A Cincinnati Bengals season ticket holder tried to walk away from the team after Sunday’s crushing loss to the winless New York Jets. What happened next perfectly captures everything wrong with this franchise right now.

The Bengals had a chance to save their season. Win at home against the 0-7 Jets, and suddenly they’re 4-4 with hope still alive. Instead, they blew a 15-point second-half lead and lost 39-38, handing New York its first win of 2025.
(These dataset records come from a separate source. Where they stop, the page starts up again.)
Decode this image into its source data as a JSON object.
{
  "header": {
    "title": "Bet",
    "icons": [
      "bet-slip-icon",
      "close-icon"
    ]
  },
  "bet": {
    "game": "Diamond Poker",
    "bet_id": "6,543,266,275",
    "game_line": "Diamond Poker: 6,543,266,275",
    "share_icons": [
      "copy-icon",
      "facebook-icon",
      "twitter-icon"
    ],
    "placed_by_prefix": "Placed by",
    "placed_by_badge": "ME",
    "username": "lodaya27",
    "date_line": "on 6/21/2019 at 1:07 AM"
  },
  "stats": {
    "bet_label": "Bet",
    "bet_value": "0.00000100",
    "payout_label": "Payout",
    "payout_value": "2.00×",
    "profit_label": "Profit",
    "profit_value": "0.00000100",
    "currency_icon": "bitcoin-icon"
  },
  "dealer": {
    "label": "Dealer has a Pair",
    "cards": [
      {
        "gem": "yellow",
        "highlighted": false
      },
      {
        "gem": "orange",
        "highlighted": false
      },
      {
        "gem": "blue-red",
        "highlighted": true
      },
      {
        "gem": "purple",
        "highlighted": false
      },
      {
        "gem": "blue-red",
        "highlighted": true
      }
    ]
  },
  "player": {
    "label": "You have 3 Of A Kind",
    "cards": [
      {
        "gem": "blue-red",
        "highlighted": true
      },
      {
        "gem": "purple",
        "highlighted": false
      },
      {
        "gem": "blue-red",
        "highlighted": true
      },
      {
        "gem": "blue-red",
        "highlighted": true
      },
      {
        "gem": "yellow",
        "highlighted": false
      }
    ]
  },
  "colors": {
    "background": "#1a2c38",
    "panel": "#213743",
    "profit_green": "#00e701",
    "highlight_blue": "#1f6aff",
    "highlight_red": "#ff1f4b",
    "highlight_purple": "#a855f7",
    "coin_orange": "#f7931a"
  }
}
That loss broke something in one longtime fan. They picked up the phone and called the Bengals to cancel their 2026 season tickets. The conversation that followed was wild.
The fan shared the whole experience on Reddit, and it’s hard to read without cringing.
“I called today to cancel my Bengals season tickets for next year and the whole conversation felt super guilt-trippy and argumentative,” they wrote. “I was asked if I only wanted to be a season ticket holder when we go to the playoffs and am I just being emotional for losing to the Jets.”
Interesting post from the Bengals subreddit 😳
Apparently, Bengals season ticket holders are being guilt-tripped into renewing their tickets…😭
“Do you want cheap tickets or to pay Jamarr Chase and Tee Higgins” 💀💀💀 pic.twitter.com/LwpxekJrWM
— Mikerophone (@MikerophoneNFL) October 29, 2025
The fan tried to explain their frustration. They mentioned the lack of a real scouting department, bad drafts, and ticket prices that keep jumping up every year. Fair complaints from someone who’s been paying to watch this team struggle.
But instead of just taking the feedback, the ticket rep got defensive. They fired back with “this is the front office who drafted Joe Burrow and Tee Higgins.”
Then came the final gut punch: “The last thing being asked to me was if I wanted cheap tickets or to pay Jamar Chase and Tee Higgins.”
That’s right. The team tried to make a paying customer feel guilty for not wanting to fork over more money for a product that keeps getting worse.
At 3-5 with a brutal schedule ahead, the Bengals are heading toward their third straight year without playoff football. Joe Burrow’s turf toe injury in Week 2 against Jacksonville didn’t help, but this team has problems that go way deeper than one hurt quarterback.
Real Problem in Cincinnati Is Bengals Ownership Refusing to Spend to Win
That’s the quiet part fans already know. The money issue isn’t the players’ fault. Burrow, Chase, and Higgins deserve every cent.
The Bengals’ cap squeeze is real only because ownership keeps the purse strings tighter than most contenders. It’s not about affordability. It’s about willingness.
The Brown family has run the Bengals since 1968 focusing on spending as little as possible. Other NFL teams have large scouting departments and hire proven general managers.
The #Bengals ownership/front office will never care about the fans as long as they make profits
Want them to make changes?
-Don’t renew your season tickets
-Don’t buy tickets to home games
-Don’t buy official jerseys or merch from the team storeAFFECT THEIR BOTTOM LINE: MONEY
— AndreBengals (@AndreBengals) October 29, 2025
Cincinnati relies on family members with Katie Blackburn running business operations and Duke Tobin overseeing personnel without outside voices pushing for change.
The lack of investment shows on the field. Drafts miss, free agents avoid the team, and backups are weak. When Burrow was injured there was no real contingency plan.
Ticket prices rise while spending stays low. Drafting Burrow was obvious and not proof of savvy management. Fans see the problem clearly. The front office runs the team cheaply and performance suffers. Playoff hopes fade, mistakes repeat, and fans pay more for less.
That phone call wasn’t just about one frustrated fan. It was about a franchise that thinks it can guilt people into accepting mediocrity forever.